O pedido de parecer está relacionado com o tratamento contabilístico e fiscal da aquisição de uma habitação destinada a ser habitada pelo sócio. Refere ainda que uma divisão da habitação destinar-se-á a uso como escritório da empresa.

Visto que não é indicado o normativo contabilístico adotado pela entidade, iremos abordar esta temática no âmbito das normas contabilísticas e de relato financeiro (NCRF) previstas no aviso n.º 8 256/2015, de 29 de julho.

Em termos genéricos, no âmbito do SNC, há que atender às normas contabilísticas e de relato financeiro (NCRF) n.º 7 - Ativos fixos tangíveis e n.º 11 - Propriedades de investimento.
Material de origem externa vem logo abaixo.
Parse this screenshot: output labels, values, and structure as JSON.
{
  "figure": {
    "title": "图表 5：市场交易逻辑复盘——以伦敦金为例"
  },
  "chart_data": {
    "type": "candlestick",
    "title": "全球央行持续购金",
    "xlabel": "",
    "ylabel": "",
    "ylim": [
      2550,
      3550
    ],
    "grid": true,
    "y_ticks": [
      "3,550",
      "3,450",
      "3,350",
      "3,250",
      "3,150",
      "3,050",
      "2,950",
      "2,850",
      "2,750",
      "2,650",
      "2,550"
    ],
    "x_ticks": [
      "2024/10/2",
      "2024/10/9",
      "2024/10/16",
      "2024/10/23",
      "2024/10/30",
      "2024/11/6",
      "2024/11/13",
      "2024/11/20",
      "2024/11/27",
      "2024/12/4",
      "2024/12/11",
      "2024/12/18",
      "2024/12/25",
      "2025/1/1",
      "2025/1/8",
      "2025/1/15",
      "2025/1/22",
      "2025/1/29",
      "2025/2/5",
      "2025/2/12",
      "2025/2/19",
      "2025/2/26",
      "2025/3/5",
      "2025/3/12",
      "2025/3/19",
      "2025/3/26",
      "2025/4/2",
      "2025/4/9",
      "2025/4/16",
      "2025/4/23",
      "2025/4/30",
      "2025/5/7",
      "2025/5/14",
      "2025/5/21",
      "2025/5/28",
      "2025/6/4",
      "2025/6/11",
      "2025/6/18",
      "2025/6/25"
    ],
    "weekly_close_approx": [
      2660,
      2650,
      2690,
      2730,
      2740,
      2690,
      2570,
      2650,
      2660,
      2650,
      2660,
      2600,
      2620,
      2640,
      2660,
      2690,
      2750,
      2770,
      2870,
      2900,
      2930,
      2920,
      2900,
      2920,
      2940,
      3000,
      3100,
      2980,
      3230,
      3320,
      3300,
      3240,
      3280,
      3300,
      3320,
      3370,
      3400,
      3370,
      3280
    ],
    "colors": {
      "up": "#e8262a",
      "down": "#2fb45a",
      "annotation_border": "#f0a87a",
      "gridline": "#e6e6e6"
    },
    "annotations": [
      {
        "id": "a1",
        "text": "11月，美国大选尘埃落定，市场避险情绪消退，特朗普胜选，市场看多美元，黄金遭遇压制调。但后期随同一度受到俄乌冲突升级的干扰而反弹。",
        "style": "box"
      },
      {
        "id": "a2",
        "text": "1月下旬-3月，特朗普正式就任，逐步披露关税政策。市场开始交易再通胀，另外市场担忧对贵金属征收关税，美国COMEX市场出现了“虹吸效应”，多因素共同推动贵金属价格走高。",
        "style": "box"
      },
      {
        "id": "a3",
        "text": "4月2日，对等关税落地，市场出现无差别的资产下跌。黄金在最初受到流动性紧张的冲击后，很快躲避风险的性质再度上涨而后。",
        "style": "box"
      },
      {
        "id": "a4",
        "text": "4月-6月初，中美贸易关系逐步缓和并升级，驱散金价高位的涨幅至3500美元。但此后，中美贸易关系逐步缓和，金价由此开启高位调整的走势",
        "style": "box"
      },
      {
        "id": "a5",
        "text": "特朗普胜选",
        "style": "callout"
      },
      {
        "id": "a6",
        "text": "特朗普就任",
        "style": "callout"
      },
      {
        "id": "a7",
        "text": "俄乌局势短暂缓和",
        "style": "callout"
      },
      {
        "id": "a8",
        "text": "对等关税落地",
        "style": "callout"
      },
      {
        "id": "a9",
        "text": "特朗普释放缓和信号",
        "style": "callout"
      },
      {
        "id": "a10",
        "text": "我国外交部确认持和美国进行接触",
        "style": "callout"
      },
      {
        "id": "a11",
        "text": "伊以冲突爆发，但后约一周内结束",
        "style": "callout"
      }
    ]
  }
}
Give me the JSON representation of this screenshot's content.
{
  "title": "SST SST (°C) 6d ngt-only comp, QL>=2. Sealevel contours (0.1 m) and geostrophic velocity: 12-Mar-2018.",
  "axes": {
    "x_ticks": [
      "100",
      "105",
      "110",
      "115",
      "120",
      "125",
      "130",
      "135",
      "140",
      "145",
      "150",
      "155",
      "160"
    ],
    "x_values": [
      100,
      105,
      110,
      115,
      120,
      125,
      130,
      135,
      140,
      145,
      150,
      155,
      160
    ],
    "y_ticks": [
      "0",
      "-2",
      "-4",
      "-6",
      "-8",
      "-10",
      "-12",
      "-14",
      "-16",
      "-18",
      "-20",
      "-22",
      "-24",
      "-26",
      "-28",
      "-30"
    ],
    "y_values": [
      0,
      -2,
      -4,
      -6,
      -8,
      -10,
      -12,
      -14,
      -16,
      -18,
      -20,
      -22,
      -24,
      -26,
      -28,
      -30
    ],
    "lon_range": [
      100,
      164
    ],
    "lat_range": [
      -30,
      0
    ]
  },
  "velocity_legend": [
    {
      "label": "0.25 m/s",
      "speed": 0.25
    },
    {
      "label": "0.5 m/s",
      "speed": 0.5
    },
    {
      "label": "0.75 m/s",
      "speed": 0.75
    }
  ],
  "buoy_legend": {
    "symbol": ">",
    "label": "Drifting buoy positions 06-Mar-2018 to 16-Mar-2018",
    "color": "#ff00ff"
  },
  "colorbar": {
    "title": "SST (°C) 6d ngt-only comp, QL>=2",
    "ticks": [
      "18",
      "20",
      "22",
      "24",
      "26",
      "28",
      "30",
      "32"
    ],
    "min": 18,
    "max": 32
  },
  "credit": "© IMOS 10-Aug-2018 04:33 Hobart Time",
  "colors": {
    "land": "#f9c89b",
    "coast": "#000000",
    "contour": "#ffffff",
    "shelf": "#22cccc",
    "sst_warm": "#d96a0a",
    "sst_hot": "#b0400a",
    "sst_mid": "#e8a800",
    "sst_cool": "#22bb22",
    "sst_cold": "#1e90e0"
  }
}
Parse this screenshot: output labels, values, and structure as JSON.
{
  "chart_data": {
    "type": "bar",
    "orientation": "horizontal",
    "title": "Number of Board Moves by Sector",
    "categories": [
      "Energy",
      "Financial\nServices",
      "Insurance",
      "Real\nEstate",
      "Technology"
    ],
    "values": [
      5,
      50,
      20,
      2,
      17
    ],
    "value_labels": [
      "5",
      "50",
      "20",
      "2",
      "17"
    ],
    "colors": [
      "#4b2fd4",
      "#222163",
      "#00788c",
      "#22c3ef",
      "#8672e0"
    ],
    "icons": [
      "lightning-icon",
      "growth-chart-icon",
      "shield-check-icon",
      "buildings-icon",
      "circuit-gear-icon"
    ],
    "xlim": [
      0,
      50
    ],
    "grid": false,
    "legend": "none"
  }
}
Nos termos do parágrafo 7 da NCRF 11 - Propriedades de investimento, propriedade de investimento é a propriedade (terreno ou um edifício, ou parte de um edifício, ou ambos) detida (pelo proprietário ou pelo locatário numa locação financeira) para obter rendas ou para valorização do capital ou para ambas as finalidades, e não para o uso na produção ou fornecimento de bens ou serviços ou para finalidades administrativas; nem para venda no decurso ordinário do negócio.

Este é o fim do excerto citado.